Born in Friuli in 1927, Gae Aulenti was a great Italian designer and architect who in time specialised mostly in the field of museum exhibition design.
She carried out her studies in Milan. In fact, she graduated in 1953 from the Faculty of Architecture at the Polytechnic University. Those years for Milan were ones of great cultural excitement in which Italian architecture sought to recover some of its architectural values from the past, channelling all these new ideas into the Neoliberty movement which Gae Aulenti joined, in stark contrast to the rationalist movement that had established itself up to that time. The movement aimed at recuperating the artisanal dimension and the compositional pursuit of detail.

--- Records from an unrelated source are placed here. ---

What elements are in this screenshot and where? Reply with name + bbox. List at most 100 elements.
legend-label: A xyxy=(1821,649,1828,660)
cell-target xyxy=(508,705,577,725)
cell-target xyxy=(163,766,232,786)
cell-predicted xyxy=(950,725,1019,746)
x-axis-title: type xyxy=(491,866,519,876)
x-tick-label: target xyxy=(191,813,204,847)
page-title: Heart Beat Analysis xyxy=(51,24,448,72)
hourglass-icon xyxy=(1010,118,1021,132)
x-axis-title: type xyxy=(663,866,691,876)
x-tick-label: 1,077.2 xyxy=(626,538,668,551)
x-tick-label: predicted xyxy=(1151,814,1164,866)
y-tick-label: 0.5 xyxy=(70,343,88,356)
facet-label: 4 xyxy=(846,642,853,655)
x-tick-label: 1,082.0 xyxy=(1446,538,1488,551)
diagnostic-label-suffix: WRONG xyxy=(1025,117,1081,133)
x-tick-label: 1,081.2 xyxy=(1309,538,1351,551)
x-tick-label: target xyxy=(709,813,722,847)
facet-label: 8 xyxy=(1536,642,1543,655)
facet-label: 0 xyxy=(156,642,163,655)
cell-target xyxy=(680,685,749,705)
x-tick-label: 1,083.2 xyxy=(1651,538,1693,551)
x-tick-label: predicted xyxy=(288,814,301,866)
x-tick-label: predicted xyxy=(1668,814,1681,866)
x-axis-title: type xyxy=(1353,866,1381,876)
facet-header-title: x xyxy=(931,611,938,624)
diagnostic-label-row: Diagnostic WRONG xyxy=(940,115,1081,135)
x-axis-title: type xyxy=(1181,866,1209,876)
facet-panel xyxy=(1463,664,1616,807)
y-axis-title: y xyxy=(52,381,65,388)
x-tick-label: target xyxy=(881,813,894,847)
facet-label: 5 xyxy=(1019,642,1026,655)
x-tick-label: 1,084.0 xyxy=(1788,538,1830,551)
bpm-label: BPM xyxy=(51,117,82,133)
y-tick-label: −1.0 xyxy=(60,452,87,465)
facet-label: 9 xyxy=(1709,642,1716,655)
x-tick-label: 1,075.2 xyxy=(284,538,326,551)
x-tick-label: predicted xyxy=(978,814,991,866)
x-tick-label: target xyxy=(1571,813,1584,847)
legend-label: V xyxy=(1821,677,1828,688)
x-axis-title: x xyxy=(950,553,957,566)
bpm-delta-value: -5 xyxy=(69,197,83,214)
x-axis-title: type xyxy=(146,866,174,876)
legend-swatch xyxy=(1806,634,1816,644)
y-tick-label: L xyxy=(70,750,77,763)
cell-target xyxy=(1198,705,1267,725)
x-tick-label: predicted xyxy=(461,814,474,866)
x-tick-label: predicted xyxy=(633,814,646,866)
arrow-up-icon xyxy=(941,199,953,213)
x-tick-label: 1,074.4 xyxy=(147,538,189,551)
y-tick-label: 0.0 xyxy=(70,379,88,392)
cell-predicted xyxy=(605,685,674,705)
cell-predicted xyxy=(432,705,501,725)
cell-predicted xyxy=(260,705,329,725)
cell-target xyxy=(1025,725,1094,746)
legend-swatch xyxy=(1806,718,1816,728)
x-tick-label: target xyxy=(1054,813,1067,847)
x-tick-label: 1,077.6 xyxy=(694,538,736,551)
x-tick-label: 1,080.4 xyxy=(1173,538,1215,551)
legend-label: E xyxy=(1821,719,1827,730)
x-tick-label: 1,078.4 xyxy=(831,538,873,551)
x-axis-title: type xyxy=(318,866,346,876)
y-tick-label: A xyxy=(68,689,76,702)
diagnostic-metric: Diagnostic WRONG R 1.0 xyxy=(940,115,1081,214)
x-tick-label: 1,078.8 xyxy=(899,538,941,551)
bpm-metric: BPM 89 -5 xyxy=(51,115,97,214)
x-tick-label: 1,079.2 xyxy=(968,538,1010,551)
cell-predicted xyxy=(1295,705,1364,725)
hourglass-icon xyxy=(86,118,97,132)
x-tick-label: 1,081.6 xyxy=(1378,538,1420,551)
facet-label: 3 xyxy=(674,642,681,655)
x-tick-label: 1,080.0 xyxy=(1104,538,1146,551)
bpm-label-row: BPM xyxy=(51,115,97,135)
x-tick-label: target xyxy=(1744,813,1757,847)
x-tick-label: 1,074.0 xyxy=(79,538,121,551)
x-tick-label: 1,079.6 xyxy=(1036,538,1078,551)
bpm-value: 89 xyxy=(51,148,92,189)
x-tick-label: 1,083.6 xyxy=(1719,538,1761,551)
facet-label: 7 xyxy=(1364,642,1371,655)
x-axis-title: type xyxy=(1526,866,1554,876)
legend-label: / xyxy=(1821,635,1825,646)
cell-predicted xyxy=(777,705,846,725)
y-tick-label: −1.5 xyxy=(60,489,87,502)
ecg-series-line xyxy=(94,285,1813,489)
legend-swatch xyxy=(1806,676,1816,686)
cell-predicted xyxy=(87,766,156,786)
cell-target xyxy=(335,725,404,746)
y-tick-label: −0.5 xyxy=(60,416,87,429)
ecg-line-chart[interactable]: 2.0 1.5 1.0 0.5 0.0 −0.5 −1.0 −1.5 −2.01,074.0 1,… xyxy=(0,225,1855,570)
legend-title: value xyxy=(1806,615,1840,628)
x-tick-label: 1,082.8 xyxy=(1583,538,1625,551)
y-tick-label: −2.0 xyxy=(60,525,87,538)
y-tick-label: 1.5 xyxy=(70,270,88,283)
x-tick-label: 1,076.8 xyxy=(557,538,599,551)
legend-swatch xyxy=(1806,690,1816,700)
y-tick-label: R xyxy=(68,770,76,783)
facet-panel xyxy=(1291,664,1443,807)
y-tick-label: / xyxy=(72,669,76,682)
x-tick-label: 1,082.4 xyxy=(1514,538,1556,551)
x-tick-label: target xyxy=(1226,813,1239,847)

An undeniably multifaceted figure in a constant flurry of activity, Gae Aulenti collaborated alongside great architects in a number of very prestigious architecture faculties all the while participating on the editorial boards of several trade magazines such as Casabella and Lotus International.
Of her most important architectural works we cannot omit: the setting up of the Musée d'Orsay in Paris, the Olivetti showroom also in Paris, and the Italian Institute of Culture in Tokyo, to name a few.
A constant urge to experiment and attention to detail allowed her to approach product design over the years, creating products and furnishings that immediately became part of what we now acknowledge as design icons, often exhibited in the world’s most renowned museums. Some of the most important companies she collaborated with include Zanotta, Martinelli Luce, Exteta, and Kartell.